London: American Airlines said the UK should break up the British Airports Authority's (BAA) monopoly over London airports including Heathrow and Gatwick because the services are so poor that carriers are shifting flights to other cities.

"The only thing worse than a public monopoly is a private monopoly,'' said Don Langford, managing director of services in Europe and India for American Airlines, which is owned by AMR Corp.

"Heathrow is so bad that we've shifted some capacity. There's peeling paint, missing lightbulbs, duct tape on the floor and all manner of poor housekeeping in our terminal.''

The comments at a Parliament hearing in London add to pressure on BAA as Britain's Competition Commission considers a forced breakup while the Civil Aviation Authority reviews the prices it charges to airlines.

Prime Minister Gordon Brown's government has joined City of London financiers and company executives in criticising BAA's stewardship of London airports after Grupo Ferrovial of Spain bought the company last year.

At a hearing of the House of Commons Transport Committee last week, British Airways and EasyJet also criticised BAA but stopped short of backing calls for a breakup. The committee of lawmakers started an inquiry in October and has the power to make recommendations to the government.

BAA, the world's biggest airport operator, defended its performance, saying it is struggling to cope with years of underinvestment.

"We have much to do in terms of improving our service, and we are making those improvements,'' BAA chief executive Officer Stephen Nelson told the committee. The company has cut waiting times at security checkpoints and is hiring more staff, he said.

British Airways, the big-gest user of Heathrow, is now "not sure'' whether BAA should be broken up, said Paul Ellis, general manager of infrastructure policy and economic regulation for the airline.

In December last year, British Airways said it welcomed the possibility of splitting up BAA.

"You have to react as the circumstances change. If that means that we have to change our position then that's the case,'' Ellis said. "There's clearly not enough teeth in the regulatory process at the moment.''

EasyJet spokesman Toby Nicol said BAA needs better regulation, not a break-up. The airport operator currently is allowed a regulated return on investment from its airports, meaning the more it spends the more profit it makes, Nicol said.

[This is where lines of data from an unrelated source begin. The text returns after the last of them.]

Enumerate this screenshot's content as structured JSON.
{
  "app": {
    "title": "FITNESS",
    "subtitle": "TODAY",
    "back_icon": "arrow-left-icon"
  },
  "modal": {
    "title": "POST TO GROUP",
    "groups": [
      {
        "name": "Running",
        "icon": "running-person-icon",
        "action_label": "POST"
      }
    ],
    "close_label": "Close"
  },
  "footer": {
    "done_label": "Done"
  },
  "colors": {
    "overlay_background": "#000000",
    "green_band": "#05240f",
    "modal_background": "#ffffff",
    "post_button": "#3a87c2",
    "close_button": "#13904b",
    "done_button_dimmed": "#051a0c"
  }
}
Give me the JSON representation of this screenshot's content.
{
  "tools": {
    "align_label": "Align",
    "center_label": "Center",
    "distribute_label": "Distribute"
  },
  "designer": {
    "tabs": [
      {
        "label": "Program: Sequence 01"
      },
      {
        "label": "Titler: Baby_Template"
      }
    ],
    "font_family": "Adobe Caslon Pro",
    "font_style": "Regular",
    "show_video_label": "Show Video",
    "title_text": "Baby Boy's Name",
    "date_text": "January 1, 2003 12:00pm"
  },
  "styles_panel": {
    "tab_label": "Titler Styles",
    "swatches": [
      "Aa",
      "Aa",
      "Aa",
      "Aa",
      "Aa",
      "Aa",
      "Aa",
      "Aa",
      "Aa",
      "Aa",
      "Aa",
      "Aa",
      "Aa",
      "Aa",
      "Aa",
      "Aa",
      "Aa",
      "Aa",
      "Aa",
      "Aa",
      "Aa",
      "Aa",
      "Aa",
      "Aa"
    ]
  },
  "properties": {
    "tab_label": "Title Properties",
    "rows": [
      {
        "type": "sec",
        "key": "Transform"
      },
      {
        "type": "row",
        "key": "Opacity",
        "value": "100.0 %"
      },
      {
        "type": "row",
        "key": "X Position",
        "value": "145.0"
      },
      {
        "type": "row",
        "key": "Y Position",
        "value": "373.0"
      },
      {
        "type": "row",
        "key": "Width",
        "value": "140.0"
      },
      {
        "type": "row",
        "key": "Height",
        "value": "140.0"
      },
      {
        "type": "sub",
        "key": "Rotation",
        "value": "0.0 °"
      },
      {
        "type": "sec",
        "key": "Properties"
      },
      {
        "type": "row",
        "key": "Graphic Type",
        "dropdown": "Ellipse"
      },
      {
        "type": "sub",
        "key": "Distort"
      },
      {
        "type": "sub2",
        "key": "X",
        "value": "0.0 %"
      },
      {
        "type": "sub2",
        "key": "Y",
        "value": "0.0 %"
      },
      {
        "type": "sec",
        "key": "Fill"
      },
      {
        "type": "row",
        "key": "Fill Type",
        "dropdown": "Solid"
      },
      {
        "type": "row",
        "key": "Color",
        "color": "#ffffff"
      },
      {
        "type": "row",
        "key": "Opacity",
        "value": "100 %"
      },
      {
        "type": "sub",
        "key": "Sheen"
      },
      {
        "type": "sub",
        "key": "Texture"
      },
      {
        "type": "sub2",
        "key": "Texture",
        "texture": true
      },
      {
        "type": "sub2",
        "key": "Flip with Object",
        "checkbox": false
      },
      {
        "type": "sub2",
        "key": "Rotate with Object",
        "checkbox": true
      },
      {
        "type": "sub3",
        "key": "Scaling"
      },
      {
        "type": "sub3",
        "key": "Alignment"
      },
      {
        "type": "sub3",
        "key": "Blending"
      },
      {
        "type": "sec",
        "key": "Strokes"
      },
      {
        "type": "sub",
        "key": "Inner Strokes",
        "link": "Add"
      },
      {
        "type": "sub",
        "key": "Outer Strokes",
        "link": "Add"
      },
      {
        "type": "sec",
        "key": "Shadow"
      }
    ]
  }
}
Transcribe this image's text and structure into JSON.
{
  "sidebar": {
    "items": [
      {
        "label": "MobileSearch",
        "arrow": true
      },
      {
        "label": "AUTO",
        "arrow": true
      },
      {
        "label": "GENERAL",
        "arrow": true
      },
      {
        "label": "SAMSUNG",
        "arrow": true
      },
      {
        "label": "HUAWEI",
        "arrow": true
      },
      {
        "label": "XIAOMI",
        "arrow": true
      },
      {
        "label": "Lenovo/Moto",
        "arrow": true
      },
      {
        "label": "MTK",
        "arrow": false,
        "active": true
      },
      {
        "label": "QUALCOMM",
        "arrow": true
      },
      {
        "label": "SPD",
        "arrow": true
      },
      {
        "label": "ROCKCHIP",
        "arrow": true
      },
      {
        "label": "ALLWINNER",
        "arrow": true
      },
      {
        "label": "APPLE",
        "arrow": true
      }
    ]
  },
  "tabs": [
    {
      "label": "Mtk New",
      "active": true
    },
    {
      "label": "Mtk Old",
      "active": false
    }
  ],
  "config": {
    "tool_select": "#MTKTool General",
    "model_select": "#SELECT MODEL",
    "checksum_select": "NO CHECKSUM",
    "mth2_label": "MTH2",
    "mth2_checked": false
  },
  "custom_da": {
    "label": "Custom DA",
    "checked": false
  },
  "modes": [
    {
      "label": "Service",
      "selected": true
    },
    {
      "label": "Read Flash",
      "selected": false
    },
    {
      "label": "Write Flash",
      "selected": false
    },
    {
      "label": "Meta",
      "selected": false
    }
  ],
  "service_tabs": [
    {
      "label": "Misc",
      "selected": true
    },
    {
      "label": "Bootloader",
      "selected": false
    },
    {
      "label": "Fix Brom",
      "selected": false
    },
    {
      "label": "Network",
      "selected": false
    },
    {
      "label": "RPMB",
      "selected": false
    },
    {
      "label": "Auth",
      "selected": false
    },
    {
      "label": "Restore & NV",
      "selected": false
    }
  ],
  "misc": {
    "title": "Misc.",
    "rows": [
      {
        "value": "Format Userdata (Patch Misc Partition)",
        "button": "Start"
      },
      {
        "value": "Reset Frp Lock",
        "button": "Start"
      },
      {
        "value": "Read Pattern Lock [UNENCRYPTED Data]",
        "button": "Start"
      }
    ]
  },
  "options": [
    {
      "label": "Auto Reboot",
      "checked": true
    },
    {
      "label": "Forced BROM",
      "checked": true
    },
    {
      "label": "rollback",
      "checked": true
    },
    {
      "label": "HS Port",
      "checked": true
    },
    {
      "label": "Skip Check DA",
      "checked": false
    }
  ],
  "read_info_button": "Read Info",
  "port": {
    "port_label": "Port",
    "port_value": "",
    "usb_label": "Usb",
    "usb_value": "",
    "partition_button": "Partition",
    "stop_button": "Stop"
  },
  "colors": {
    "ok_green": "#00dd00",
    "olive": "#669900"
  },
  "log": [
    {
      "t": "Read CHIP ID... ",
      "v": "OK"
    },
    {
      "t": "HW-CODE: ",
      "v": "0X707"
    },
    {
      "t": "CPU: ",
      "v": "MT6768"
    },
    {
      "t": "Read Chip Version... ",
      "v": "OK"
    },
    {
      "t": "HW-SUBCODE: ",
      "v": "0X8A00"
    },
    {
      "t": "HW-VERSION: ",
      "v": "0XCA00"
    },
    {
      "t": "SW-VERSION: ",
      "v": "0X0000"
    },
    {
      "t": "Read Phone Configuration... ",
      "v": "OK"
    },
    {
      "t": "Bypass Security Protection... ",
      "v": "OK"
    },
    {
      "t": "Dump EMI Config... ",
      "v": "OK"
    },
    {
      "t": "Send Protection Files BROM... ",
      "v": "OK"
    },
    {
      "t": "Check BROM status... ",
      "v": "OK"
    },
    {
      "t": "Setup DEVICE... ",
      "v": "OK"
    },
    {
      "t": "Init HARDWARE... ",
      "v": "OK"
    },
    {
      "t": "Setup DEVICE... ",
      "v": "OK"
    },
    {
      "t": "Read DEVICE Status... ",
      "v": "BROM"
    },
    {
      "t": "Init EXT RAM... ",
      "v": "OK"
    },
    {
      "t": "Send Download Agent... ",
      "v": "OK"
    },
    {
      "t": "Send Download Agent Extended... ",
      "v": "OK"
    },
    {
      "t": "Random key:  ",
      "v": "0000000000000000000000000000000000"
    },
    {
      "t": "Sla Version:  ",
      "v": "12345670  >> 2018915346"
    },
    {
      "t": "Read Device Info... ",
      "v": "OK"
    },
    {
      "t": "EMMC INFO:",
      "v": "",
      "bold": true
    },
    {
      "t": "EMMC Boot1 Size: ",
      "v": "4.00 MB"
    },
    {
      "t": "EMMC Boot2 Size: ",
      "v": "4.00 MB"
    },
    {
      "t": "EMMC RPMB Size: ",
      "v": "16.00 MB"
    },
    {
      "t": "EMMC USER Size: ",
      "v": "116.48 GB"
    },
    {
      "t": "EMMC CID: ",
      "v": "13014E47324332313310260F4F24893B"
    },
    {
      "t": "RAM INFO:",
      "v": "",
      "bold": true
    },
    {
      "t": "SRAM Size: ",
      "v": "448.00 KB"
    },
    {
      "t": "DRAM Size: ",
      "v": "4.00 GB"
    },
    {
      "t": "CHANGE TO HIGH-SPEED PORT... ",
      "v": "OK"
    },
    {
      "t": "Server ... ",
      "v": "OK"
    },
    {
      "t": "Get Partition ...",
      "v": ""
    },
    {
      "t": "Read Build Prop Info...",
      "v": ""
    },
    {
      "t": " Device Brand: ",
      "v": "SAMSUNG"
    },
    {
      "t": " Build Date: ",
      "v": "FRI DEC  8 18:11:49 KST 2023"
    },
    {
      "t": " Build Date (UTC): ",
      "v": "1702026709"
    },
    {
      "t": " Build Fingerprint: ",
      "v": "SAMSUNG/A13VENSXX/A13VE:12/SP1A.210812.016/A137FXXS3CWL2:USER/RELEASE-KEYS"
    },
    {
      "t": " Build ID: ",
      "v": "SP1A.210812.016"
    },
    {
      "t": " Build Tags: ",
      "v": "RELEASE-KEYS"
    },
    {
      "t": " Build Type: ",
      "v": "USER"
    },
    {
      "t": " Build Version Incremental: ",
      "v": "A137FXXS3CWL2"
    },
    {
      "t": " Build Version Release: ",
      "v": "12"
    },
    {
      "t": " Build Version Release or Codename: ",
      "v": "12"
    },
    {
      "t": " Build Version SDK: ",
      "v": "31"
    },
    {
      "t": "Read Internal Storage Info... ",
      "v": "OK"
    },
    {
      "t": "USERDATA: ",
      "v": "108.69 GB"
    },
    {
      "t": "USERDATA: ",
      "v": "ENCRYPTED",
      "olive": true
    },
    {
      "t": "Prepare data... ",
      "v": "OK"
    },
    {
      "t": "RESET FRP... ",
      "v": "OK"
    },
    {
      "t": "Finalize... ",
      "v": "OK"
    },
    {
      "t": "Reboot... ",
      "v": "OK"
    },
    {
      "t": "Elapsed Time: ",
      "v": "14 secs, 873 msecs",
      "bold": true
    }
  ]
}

"It's allowed to just spend, spend, spend, and we have to pick up the bill,'' Nicol said at the hearing. BAA's profit margin is so big "that it would make Tutankhamen blush,'' he said.

Breaking up BAA's ownership would lead to "mini- monopolies,'' Nicol said, since the individual airports would still dominate their regions.

The Competition Commission said in August it will start an investigation into whether BAA's ownership of seven UK airports allows it to inflate charges while providing lower levels of service.